Where to go for writing inspiration

in Top copywriting tips

A couple of months ago, I asked people on Twitter and Facebook what they’d like to see me blog about. (All ideas always gratefully received, by the way!)

One of the suggestions was a post on whose writing I recommend people read for good practice in writing better (the inestimable Alice Jennings, who suggested this post, was kind enough to also add “other than yourself, of course”…)

So here are a few of my favourite things.

The best practice resources

For simple straightforward clarity, I don’t think you can beat the BBC News website.
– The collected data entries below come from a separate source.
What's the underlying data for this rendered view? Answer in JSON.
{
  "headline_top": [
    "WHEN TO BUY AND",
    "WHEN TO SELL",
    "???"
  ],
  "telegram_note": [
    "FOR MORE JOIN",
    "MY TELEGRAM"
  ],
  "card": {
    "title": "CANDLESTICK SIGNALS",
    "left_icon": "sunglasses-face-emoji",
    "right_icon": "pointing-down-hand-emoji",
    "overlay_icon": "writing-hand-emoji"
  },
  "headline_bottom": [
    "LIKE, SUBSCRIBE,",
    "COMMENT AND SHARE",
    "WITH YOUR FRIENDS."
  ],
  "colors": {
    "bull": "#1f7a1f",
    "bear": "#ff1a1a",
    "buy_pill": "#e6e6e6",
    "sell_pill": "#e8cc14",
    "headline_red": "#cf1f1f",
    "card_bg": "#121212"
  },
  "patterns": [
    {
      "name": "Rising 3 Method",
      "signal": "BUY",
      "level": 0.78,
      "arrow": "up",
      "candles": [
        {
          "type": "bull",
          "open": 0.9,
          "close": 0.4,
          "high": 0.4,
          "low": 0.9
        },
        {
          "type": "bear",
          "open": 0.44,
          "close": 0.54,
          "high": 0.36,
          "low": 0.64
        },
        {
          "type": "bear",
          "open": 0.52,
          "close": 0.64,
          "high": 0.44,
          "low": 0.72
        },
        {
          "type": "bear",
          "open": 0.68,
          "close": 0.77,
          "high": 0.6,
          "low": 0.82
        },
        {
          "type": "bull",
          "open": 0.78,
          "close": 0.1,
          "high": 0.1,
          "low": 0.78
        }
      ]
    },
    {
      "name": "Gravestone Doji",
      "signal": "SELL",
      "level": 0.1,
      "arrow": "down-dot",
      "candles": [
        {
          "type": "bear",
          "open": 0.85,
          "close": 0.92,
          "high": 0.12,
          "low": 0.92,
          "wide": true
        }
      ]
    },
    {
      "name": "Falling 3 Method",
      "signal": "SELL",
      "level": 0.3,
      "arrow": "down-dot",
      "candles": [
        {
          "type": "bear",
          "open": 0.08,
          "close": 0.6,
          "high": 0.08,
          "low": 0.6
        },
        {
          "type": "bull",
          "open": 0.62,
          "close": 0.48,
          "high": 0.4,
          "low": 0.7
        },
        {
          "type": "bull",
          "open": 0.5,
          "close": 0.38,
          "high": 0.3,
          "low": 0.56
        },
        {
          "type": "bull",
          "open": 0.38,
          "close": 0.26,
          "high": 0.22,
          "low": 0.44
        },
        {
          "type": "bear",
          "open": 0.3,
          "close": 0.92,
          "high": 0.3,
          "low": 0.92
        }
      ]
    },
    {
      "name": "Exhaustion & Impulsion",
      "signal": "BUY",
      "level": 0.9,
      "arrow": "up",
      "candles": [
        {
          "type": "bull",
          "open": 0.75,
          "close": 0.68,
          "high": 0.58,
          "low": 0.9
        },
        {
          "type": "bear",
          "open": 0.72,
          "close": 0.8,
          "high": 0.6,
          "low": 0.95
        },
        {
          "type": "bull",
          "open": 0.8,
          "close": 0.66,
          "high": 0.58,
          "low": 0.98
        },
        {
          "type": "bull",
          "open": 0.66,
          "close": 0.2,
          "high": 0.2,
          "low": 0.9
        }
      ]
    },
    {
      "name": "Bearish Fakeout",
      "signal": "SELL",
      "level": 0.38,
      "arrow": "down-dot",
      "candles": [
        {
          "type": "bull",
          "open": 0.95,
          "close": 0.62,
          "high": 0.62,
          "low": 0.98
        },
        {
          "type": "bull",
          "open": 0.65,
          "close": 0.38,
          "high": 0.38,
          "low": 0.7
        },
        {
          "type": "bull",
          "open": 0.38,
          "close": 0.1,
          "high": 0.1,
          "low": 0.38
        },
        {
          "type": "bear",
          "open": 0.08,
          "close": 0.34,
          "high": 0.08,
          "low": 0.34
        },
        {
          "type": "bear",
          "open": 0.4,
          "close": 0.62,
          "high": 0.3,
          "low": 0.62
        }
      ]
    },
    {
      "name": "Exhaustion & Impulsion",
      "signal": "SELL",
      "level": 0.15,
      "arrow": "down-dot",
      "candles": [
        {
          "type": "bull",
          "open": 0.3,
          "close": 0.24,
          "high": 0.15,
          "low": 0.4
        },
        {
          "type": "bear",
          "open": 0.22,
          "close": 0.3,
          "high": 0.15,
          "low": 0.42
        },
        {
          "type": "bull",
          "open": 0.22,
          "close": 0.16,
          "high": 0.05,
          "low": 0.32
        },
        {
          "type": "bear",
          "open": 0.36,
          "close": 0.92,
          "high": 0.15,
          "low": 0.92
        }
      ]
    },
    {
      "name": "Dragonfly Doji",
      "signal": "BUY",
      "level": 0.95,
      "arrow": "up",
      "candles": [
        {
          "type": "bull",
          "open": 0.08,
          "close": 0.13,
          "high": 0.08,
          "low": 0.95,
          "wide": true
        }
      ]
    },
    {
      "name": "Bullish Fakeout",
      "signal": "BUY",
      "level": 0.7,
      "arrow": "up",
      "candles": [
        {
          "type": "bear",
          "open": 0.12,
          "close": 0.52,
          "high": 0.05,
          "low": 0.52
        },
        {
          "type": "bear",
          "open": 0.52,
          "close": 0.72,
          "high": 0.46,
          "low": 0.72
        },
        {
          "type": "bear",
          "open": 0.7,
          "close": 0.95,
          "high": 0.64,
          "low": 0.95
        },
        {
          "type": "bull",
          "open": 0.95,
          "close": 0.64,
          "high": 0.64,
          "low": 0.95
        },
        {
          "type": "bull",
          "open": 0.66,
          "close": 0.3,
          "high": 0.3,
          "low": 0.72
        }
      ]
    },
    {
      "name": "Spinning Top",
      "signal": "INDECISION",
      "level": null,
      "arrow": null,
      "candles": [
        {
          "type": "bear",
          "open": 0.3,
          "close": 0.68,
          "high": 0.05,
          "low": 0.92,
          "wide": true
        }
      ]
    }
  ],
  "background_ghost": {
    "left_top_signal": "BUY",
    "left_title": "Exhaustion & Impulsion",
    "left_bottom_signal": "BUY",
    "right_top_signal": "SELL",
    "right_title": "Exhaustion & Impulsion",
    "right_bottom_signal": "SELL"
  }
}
It’s my “go-to” resource when I want to illustrate good web copywriting.

I admire Seth Godin’s blog for insightful thoughts, timely reassurances that an ethical business is a good business and honest-to-goodness good writing that expresses the subject with exquisite clarity and precision.

The Boden website is a perfect example of quirky, personality-packed writing that perfectly understands its target audience.

The best technical resources

My dictionary and thesaurus are constant companions – I use the dictionary for checking I’m using a word in precisely the right way and the thesaurus for inspiration (it’s especially great when you’re trying to think of product names). I use the Concise Oxford English Dictionary and the Concise Oxford Thesaurus (for entirely partisan reasons because I used to work for Oxford University Press).

Bill Bryson’s Troublesome Words is a great read, but also genuinely useful for those bothersome words.

I love the way Lynne Truss writes and highly recommend Eats, Shoots and Leaves (although I’m aware, as I say this, that it’s very much frowned upon by copy editors, who say she gets some things plain wrong).

The best reads

(Not in a business context and definitely not if you’re feeling fragile about your writing abilities, but certainly for pure and simple enjoyment.)

Anything by Giles Coren.

Anything by Lucy Mangan.

Anything by PG Wodehouse.

The best place to start

But honestly, I think the best way to become a better writer is to become a better reader – or, to be more precise – a more prolific reader. The more you read the more you understand what makes good writing and what doesn’t. In my opinion every good writer is a voracious reader in disguise.